On Fri, Dec 28, 2018 at 5:14 AM Bruce Kellett <[email protected]> wrote:

> Why has the inflation not been seen at LHC?
>>>
>>
>> >> The LHC just went offline, when it comes back online after 2 years of
>> upgrades it should reach energies close to 15 TeV which corresponds to a
>> temperature of 10^17 Kelvin, and that is the temperature the entire
>> universe was in when it was about 10^-17 seconds old. But inflation was
>> over by the time the universe was 10^-35 seconds old. To inflation the
>> universe was already ancient when it was 10^-17 seconds old.
>>
>
> *> I meant to write that the "inflaton", the particle associated with the
> inflation field, would have been seen at LHC since it must couple strongly
> to normal matter, *
>

If the creation of the inflaton required conditions that existed when the
universe was 10^-44 seconds old and inflation had decayed away when it was
10^-35 seconds old then the particle associated with the inflation field
would have decayed away too and we wouldn't expect to see it today even at
places where we can reproduce conditions the universe was in when it was
10^-17 seconds old.
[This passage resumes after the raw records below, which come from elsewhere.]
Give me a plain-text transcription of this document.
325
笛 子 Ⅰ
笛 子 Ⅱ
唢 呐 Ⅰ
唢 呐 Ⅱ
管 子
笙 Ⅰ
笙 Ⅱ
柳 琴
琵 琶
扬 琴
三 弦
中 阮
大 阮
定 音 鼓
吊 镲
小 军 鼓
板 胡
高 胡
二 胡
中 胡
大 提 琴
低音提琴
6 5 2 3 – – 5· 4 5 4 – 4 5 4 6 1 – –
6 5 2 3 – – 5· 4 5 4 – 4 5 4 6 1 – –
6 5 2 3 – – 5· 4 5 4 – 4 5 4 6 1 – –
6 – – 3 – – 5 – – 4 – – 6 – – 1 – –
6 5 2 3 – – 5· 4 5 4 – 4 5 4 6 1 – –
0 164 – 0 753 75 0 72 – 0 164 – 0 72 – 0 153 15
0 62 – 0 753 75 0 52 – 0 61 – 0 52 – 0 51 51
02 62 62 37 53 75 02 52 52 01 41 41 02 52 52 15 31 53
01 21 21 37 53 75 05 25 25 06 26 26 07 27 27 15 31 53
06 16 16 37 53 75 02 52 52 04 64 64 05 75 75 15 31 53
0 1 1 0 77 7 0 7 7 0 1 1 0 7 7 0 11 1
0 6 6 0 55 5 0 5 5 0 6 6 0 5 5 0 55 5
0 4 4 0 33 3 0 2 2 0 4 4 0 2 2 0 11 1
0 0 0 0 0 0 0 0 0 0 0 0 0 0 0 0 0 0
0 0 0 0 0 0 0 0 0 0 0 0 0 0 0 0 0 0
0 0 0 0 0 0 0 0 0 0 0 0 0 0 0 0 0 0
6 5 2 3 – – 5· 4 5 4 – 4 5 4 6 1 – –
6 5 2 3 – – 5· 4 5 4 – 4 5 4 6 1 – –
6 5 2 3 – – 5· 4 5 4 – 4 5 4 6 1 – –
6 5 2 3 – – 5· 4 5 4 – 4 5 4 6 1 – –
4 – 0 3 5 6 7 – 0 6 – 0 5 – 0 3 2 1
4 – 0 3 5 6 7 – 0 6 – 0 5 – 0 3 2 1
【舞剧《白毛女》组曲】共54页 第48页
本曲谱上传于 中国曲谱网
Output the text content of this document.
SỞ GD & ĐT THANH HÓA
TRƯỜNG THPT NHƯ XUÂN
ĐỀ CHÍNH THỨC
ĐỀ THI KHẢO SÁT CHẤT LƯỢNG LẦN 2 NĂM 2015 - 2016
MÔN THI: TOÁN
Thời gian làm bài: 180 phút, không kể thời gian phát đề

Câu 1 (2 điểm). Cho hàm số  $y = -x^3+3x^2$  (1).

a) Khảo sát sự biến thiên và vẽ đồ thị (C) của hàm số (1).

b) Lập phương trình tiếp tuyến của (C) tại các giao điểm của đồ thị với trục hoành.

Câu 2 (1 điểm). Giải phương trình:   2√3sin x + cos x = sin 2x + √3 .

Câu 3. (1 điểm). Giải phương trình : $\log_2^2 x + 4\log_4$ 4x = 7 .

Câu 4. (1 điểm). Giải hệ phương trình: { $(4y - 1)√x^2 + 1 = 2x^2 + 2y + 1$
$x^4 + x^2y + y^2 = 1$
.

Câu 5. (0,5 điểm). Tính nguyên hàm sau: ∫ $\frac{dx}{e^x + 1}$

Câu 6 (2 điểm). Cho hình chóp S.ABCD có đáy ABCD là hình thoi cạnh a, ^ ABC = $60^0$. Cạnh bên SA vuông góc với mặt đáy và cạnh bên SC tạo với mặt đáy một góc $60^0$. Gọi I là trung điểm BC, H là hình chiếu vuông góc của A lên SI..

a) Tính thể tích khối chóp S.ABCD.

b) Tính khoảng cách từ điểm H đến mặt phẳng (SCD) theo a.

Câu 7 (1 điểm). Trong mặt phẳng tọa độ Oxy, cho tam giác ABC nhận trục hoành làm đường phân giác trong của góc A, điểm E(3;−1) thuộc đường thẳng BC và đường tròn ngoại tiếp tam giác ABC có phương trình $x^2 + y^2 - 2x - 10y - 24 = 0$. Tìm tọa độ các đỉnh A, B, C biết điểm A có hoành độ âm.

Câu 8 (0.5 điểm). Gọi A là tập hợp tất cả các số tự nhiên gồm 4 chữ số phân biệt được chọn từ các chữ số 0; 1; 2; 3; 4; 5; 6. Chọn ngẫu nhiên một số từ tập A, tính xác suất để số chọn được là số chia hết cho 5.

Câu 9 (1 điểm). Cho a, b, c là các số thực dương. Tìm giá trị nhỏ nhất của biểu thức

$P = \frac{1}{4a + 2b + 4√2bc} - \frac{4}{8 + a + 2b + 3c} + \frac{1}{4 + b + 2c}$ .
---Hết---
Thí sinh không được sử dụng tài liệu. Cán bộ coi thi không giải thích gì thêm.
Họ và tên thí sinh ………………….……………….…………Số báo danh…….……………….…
If it still existed it would still be strongly
connected to regular matter but we could not detect it but the universe
could and would still be expanding at an exponential rate and galaxies
stars and planets would not exist, we couldn't detect it because we
wouldn't exist either.

> *> Getting density fluctuations from quantum mechanics would violate
> energy conservation.*
>

If there were no density fluctuations in a gas you could know both the
position and velocity of every particle in it and that would most certainly
violate the laws of quantum mechanics.  And we've had experimental
confirmation for nearly a century that at the cosmological scale energy is
not conserved. The expansion of the universe causes all photons to be
redshifted and lose energy, a clear violation of energy conservation. And
there are theoretical reasons for thinking so too. Noether's theorem says
for every symmetry in physics there is a corresponding conservation law, so
if the laws of physics don't change with time then energy is conserved. But
General Relativity says the space a particle is moving through* can* change
with time so energy is *not* conserved. If spacetime is curved the energy
associated with a point in it doesn't even have a unique definition.